The sector still faces some difficult challenges, however. Regulatory agencies, Sinjh stresses, need assurance that transgenic proteins are safe, and this creates burdensome data requirements. The biggest safety concerns, according to Amy Rosenberg, supervisory medical officer with the US Food and Drug Administration's (FDA) Center for Drug Evaluation and Research, fall into four categories: infection (including prion infection for transgenics made in cattle); allergenic responses, immunogenic responses and autoimmune reactions arising should transgenic proteins break tolerance to their endogenous, self-protein counterparts. “We would really need assurance that the animals aren't infected with any kind of prion disease,” she says. “And each product poses its own unique risk—for instance, recombinant versions of endogenous proteins might pose immunogenicity risks that you might not encounter if the protein doesn't have a human counterpart.”

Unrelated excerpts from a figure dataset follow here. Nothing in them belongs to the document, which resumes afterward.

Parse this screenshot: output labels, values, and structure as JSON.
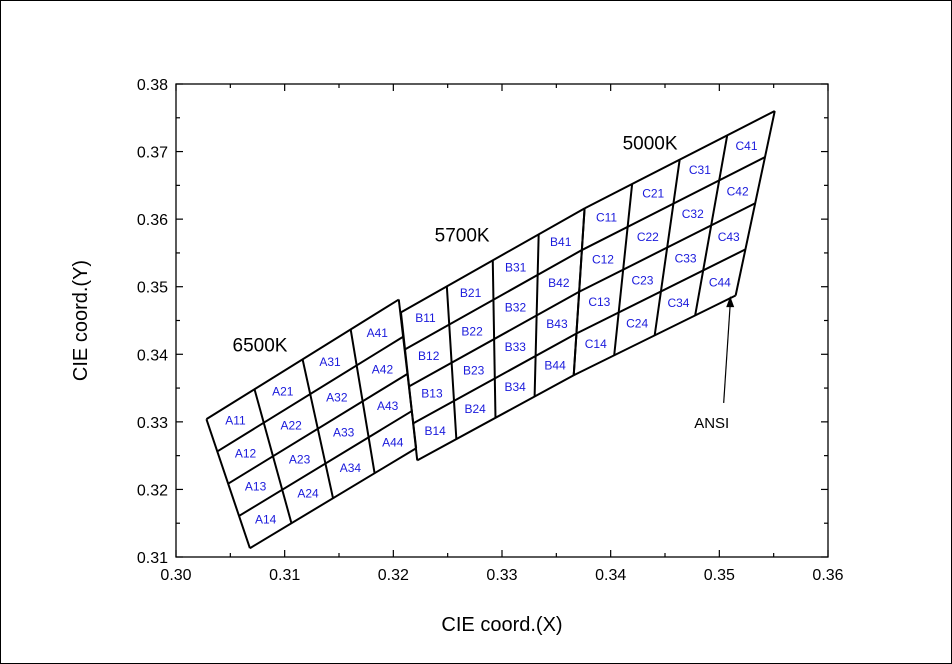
{
  "chart_data": {
    "type": "diagram",
    "xlabel": "CIE coord.(X)",
    "ylabel": "CIE coord.(Y)",
    "xlim": [
      0.3,
      0.36
    ],
    "ylim": [
      0.31,
      0.38
    ],
    "xticks": [
      "0.30",
      "0.31",
      "0.32",
      "0.33",
      "0.34",
      "0.35",
      "0.36"
    ],
    "yticks": [
      "0.31",
      "0.32",
      "0.33",
      "0.34",
      "0.35",
      "0.36",
      "0.37",
      "0.38"
    ],
    "grid": false,
    "groups": [
      {
        "name": "6500K",
        "prefix": "A",
        "corners": {
          "top_left": [
            0.3028,
            0.3304
          ],
          "top_right": [
            0.3205,
            0.3481
          ],
          "bottom_left": [
            0.3068,
            0.3113
          ],
          "bottom_right": [
            0.3221,
            0.3261
          ]
        },
        "label_pos": [
          0.3052,
          0.3404
        ]
      },
      {
        "name": "5700K",
        "prefix": "B",
        "corners": {
          "top_left": [
            0.3207,
            0.3462
          ],
          "top_right": [
            0.3376,
            0.3616
          ],
          "bottom_left": [
            0.3222,
            0.3243
          ],
          "bottom_right": [
            0.3366,
            0.3369
          ]
        },
        "label_pos": [
          0.3238,
          0.3567
        ]
      },
      {
        "name": "5000K",
        "prefix": "C",
        "corners": {
          "top_left": [
            0.3376,
            0.3616
          ],
          "top_right": [
            0.3551,
            0.376
          ],
          "bottom_left": [
            0.3366,
            0.3369
          ],
          "bottom_right": [
            0.3515,
            0.3487
          ]
        },
        "label_pos": [
          0.3411,
          0.3703
        ]
      }
    ],
    "cell_labels": {
      "A": [
        [
          "A11",
          "A21",
          "A31",
          "A41"
        ],
        [
          "A12",
          "A22",
          "A32",
          "A42"
        ],
        [
          "A13",
          "A23",
          "A33",
          "A43"
        ],
        [
          "A14",
          "A24",
          "A34",
          "A44"
        ]
      ],
      "B": [
        [
          "B11",
          "B21",
          "B31",
          "B41"
        ],
        [
          "B12",
          "B22",
          "B32",
          "B42"
        ],
        [
          "B13",
          "B23",
          "B33",
          "B43"
        ],
        [
          "B14",
          "B24",
          "B34",
          "B44"
        ]
      ],
      "C": [
        [
          "C11",
          "C21",
          "C31",
          "C41"
        ],
        [
          "C12",
          "C22",
          "C32",
          "C42"
        ],
        [
          "C13",
          "C23",
          "C33",
          "C43"
        ],
        [
          "C14",
          "C24",
          "C34",
          "C44"
        ]
      ]
    },
    "annotations": [
      {
        "text": "ANSI",
        "text_pos": [
          0.3493,
          0.3298
        ],
        "arrow_from": [
          0.3504,
          0.3328
        ],
        "arrow_to": [
          0.351,
          0.3486
        ]
      }
    ]
  }
}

Sinjh says it's incumbent on researchers to safeguard their animals from infection, not just by genetic characterization, but also by appropriate feed, environment and physical contact with other animals. “But all these animals are in contained facilities,” he says. “And everything is monitored, so we think there's a very low risk of transferring infectious agents [to transgenic proteins].”

FDA officials interviewed for this article agreed, noting many of the safety risks posed by animal bioreactors also arise with other production methods. For instance, therapeutic proteins are made with mouse and yeast cells, and culture media often contain fetal calf serum, providing ample opportunity for exposure to non-human elements. “I don't see any show stoppers for these kinds of products,” says Basil Golding, director of the division of Hematology at FDA's Center for Biologics Evaluation and Research. “Provided good manufacturing practices are followed, the products would be approved if the studies met certain requirements of safety and efficacy.”